South faces growing threat of yellow fever resurgence, experts say

The spread of mosquito-transmitted viruses is accelerating in the Southern U.S., stirring concerns about the potential return of yellow fever, two infectious disease experts wrote in an Oct. 14 article for The New England Journal of Medicine.

The two experts are:

  • Peter Hotez, MD, PhD, professor and dean of the National School of Tropical Medicine at Baylor College of Medicine and co-director of the Texas Children's Hospital Center for Vaccine Development in Houston 
  • Desiree LaBeaud, MD, professor of pediatrics-infectious disease at Stanford (Calif.) Medicine 

Yellow fever outbreaks decimated many Southern cities between 1820 to 1905. The virus, spread by aedes mosquitoes, has a higher mortality rate than other mosquito-transmitted diseases such as dengue or Zika. 

Drs. Hotez and LaBeaud noted that outbreaks of human infections caused aedes mosquitos have already occurred in Florida and Texas. They predict that factors such as climate change and urbanization could create conditions in which future epidemics become more common. 

A vaccine for yellow fever exists, though it is expensive and not currently stored in the Strategic National Stockpile, according to Drs.

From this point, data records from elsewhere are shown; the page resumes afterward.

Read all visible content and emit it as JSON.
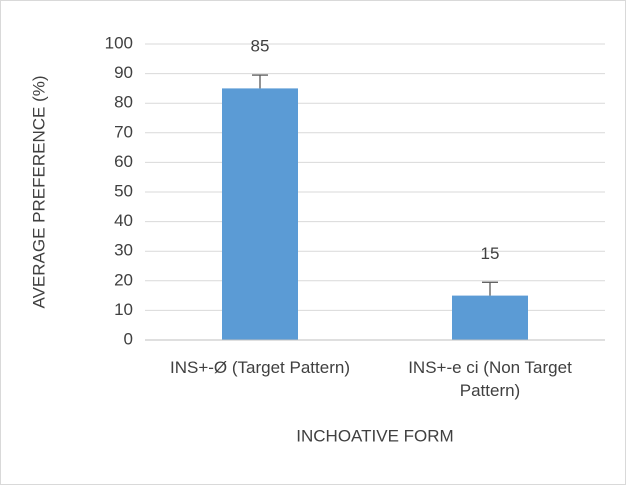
{
  "chart_data": {
    "type": "bar",
    "categories": [
      "INS+-Ø (Target Pattern)",
      "INS+-e ci (Non Target Pattern)"
    ],
    "series": [
      {
        "values": [
          85,
          15
        ],
        "errors": [
          4.5,
          4.5
        ],
        "color": "#5b9bd5"
      }
    ],
    "xlabel": "INCHOATIVE FORM",
    "ylabel": "AVERAGE PREFERENCE (%)",
    "ylim": [
      0,
      100
    ],
    "yticks": [
      0,
      10,
      20,
      30,
      40,
      50,
      60,
      70,
      80,
      90,
      100
    ],
    "grid": true
  }
}
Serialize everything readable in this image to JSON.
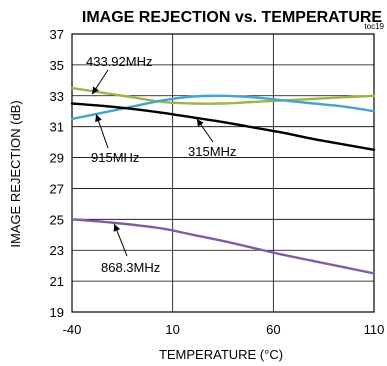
{
  "chart_data": {
    "type": "line",
    "title": "IMAGE REJECTION vs. TEMPERATURE",
    "figure_code": "toc19",
    "xlabel": "TEMPERATURE (°C)",
    "ylabel": "IMAGE REJECTION (dB)",
    "xlim": [
      -40,
      110
    ],
    "ylim": [
      19,
      37
    ],
    "xticks": [
      -40,
      10,
      60,
      110
    ],
    "yticks": [
      19,
      21,
      23,
      25,
      27,
      29,
      31,
      33,
      35,
      37
    ],
    "grid": true,
    "series": [
      {
        "name": "433.92MHz",
        "color": "#9DB44A",
        "x": [
          -40,
          -25,
          -10,
          5,
          20,
          35,
          50,
          65,
          80,
          95,
          110
        ],
        "y": [
          33.5,
          33.2,
          32.9,
          32.6,
          32.5,
          32.5,
          32.6,
          32.7,
          32.8,
          32.9,
          33.0
        ]
      },
      {
        "name": "915MHz",
        "color": "#3FA8C8",
        "x": [
          -40,
          -25,
          -10,
          5,
          20,
          35,
          50,
          65,
          80,
          95,
          110
        ],
        "y": [
          31.5,
          31.9,
          32.3,
          32.7,
          32.95,
          33.0,
          32.9,
          32.7,
          32.5,
          32.3,
          32.0
        ]
      },
      {
        "name": "315MHz",
        "color": "#000000",
        "x": [
          -40,
          -25,
          -10,
          5,
          20,
          35,
          50,
          65,
          80,
          95,
          110
        ],
        "y": [
          32.5,
          32.35,
          32.15,
          31.9,
          31.6,
          31.3,
          30.95,
          30.6,
          30.2,
          29.85,
          29.5
        ]
      },
      {
        "name": "868.3MHz",
        "color": "#7E5EA3",
        "x": [
          -40,
          -25,
          -10,
          5,
          20,
          35,
          50,
          65,
          80,
          95,
          110
        ],
        "y": [
          25.0,
          24.85,
          24.65,
          24.4,
          24.0,
          23.6,
          23.15,
          22.7,
          22.3,
          21.9,
          21.5
        ]
      }
    ],
    "annotations": [
      {
        "label": "433.92MHz",
        "x": -30,
        "y": 33.1
      },
      {
        "label": "915MHz",
        "x": -28,
        "y": 31.8
      },
      {
        "label": "315MHz",
        "x": 22,
        "y": 31.5
      },
      {
        "label": "868.3MHz",
        "x": -19,
        "y": 24.7
      }
    ]
  }
}
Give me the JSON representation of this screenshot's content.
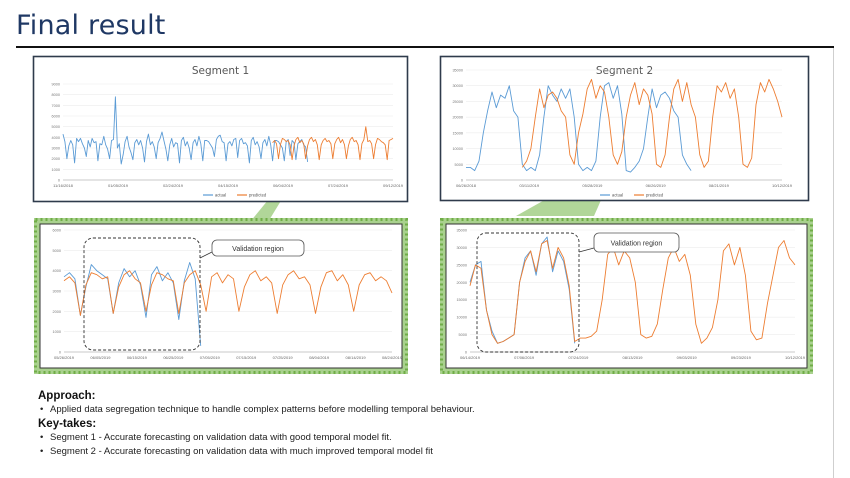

Hotez and LaBeaud.

"During a sizable epidemic, yellow fever could tear quickly through unimmunized populations across the American South, and it is unlikely that the U.S. government would be prepared to acquire and distribute vaccines in a timely manner, even if there were public demand," they wrote. "We believe yellow fever should be prioritized as part of our national pandemic-preparedness efforts, given that the conditions are now in place for yellow jack to return and sicken many people in southern U.S. cities."